Midas was also one of the judges in a musical
contest between the gods Apollo and Pan. When Midas preferred Pan's playing
of the pipes to Apollo's playing of the lyre, Apollo changed Midas's ears
to those of an ass. Midas was able to conceal his ears from all but his
barber, who whispered the secret into a hole in the ground. When the wind
blew, the reeds that grew over the hole repeated the story.
'In such a night
stood Dido with a willow in her hand
Upon the wild sea-banks, and waft her love
to come again to Carthage'
Lorento, Merchant of Venice
Dido
Daughter of Belus, king of Tyre. When Dido's husband
was killed by her brother Pygmalion, Dido fled with her followers to North
Africa. She purchased the site of Carthage from a native ruler, Larbus,
who, when the new city began to prosper, threatened Dido with war unless
she married him. Rather than submit Dido stabbed herself, or, in another
version, the Trojan prince Aeneas was shipwrecked at Carthage. He remained
there with Dido, who had fallen in love with him, until commanded by the
god Jupiter to abandon her and continue his journey. In despair at his
departure, Dido killed herself on a funeral pyre.

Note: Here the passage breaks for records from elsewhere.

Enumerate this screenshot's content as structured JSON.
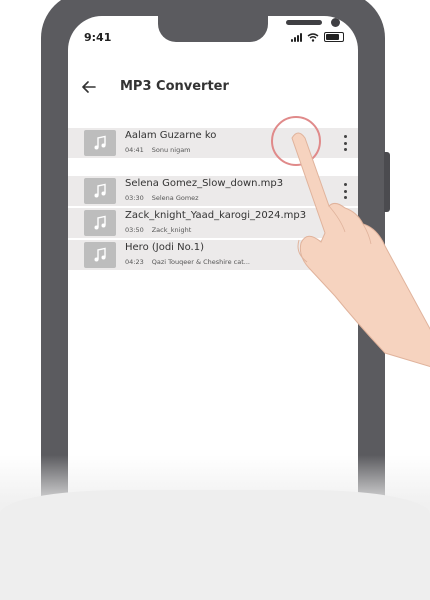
{
  "status_bar": {
    "time": "9:41"
  },
  "app_bar": {
    "title": "MP3 Converter"
  },
  "songs": [
    {
      "title": "Aalam Guzarne ko",
      "duration": "04:41",
      "artist": "Sonu nigam"
    },
    {
      "title": "Selena Gomez_Slow_down.mp3",
      "duration": "03:30",
      "artist": "Selena Gomez"
    },
    {
      "title": "Zack_knight_Yaad_karogi_2024.mp3",
      "duration": "03:50",
      "artist": "Zack_knight"
    },
    {
      "title": "Hero (Jodi No.1)",
      "duration": "04:23",
      "artist": "Qazi Touqeer & Cheshire cat..."
    }
  ],
  "colors": {
    "phone_frame": "#5b5b5f",
    "row_background": "#eceaea",
    "thumb_background": "#bdbdbd",
    "tap_ring": "#e08a8a",
    "hand": "#f6d3bf"
  },
  "icons": {
    "back": "arrow-left-icon",
    "thumb": "music-note-icon",
    "more": "more-vertical-icon"
  }
}
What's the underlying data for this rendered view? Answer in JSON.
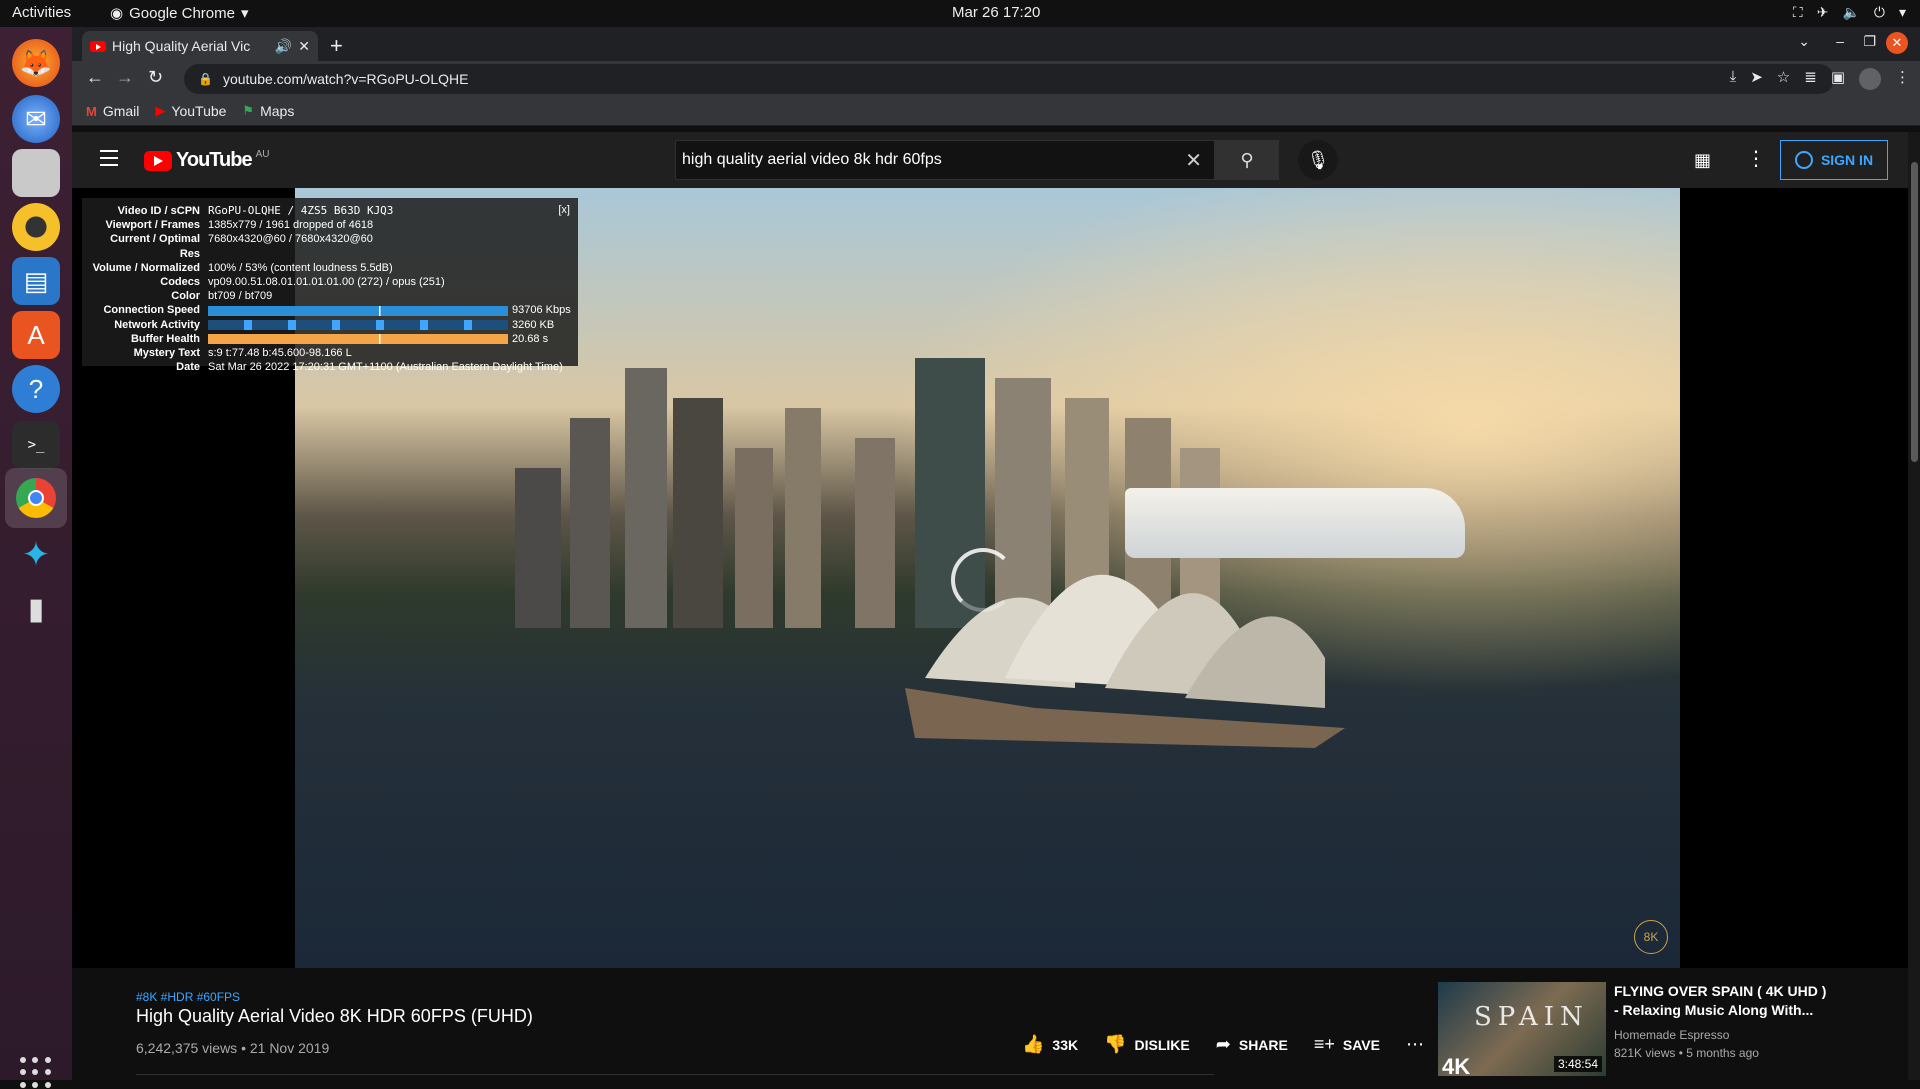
{
  "gnome": {
    "activities": "Activities",
    "app_name": "Google Chrome",
    "clock": "Mar 26  17:20"
  },
  "dock": {
    "items": [
      "firefox-icon",
      "thunderbird-icon",
      "files-icon",
      "rhythmbox-icon",
      "libreoffice-writer-icon",
      "app-center-icon",
      "help-icon",
      "terminal-icon",
      "chrome-icon",
      "kodi-icon",
      "thermometer-icon"
    ]
  },
  "browser": {
    "tab_title": "High Quality Aerial Vic",
    "url": "youtube.com/watch?v=RGoPU-OLQHE",
    "bookmarks": [
      "Gmail",
      "YouTube",
      "Maps"
    ]
  },
  "youtube": {
    "logo_text": "YouTube",
    "region": "AU",
    "search_value": "high quality aerial video 8k hdr 60fps",
    "signin_label": "SIGN IN"
  },
  "stats": {
    "close": "[x]",
    "rows": [
      {
        "label": "Video ID / sCPN",
        "value": "RGoPU-OLQHE / 4ZS5 B63D KJQ3"
      },
      {
        "label": "Viewport / Frames",
        "value": "1385x779 / 1961 dropped of 4618"
      },
      {
        "label": "Current / Optimal Res",
        "value": "7680x4320@60 / 7680x4320@60"
      },
      {
        "label": "Volume / Normalized",
        "value": "100% / 53% (content loudness 5.5dB)"
      },
      {
        "label": "Codecs",
        "value": "vp09.00.51.08.01.01.01.01.00 (272) / opus (251)"
      },
      {
        "label": "Color",
        "value": "bt709 / bt709"
      },
      {
        "label": "Connection Speed",
        "value": "93706 Kbps"
      },
      {
        "label": "Network Activity",
        "value": "3260 KB"
      },
      {
        "label": "Buffer Health",
        "value": "20.68 s"
      },
      {
        "label": "Mystery Text",
        "value": "s:9 t:77.48 b:45.600-98.166 L"
      },
      {
        "label": "Date",
        "value": "Sat Mar 26 2022 17:20:31 GMT+1100 (Australian Eastern Daylight Time)"
      }
    ]
  },
  "video": {
    "watermark": "8K",
    "tags": "#8K #HDR #60FPS",
    "title": "High Quality Aerial Video 8K HDR 60FPS (FUHD)",
    "meta": "6,242,375 views • 21 Nov 2019",
    "likes": "33K",
    "dislike": "DISLIKE",
    "share": "SHARE",
    "save": "SAVE"
  },
  "recommended": {
    "title": "FLYING OVER SPAIN ( 4K UHD ) - Relaxing Music Along With...",
    "channel": "Homemade Espresso",
    "meta": "821K views • 5 months ago",
    "duration": "3:48:54",
    "thumb_text": "SPAIN",
    "thumb_badge": "4K"
  }
}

'Approach the chamber, and destroy your sight
With a new Gorgon. Do not bid me speak;
See, and then speak yourselves.'
Macduff, Macbeth
Gorgon
Gorgon, in greek mythology, one of three monstrous
daughters if the sea god Phorcys and his wife Ceto, The Gorgons were terrifying,
dragon like creatures, covered with golden scales and having snakes for
hair. They live on the farthest side of the western ocean, shunned because
their glance turned people into stone. Two of the Gorgons, Stheno and Euryale,
were immortal; Medusa alone could be killed. The hero Perseus killed Medusa
and brought back her head, with the help of the deities Hermes and Athena.
From her blood sprang the wing horse Pegasus, her son by the god Poseidon.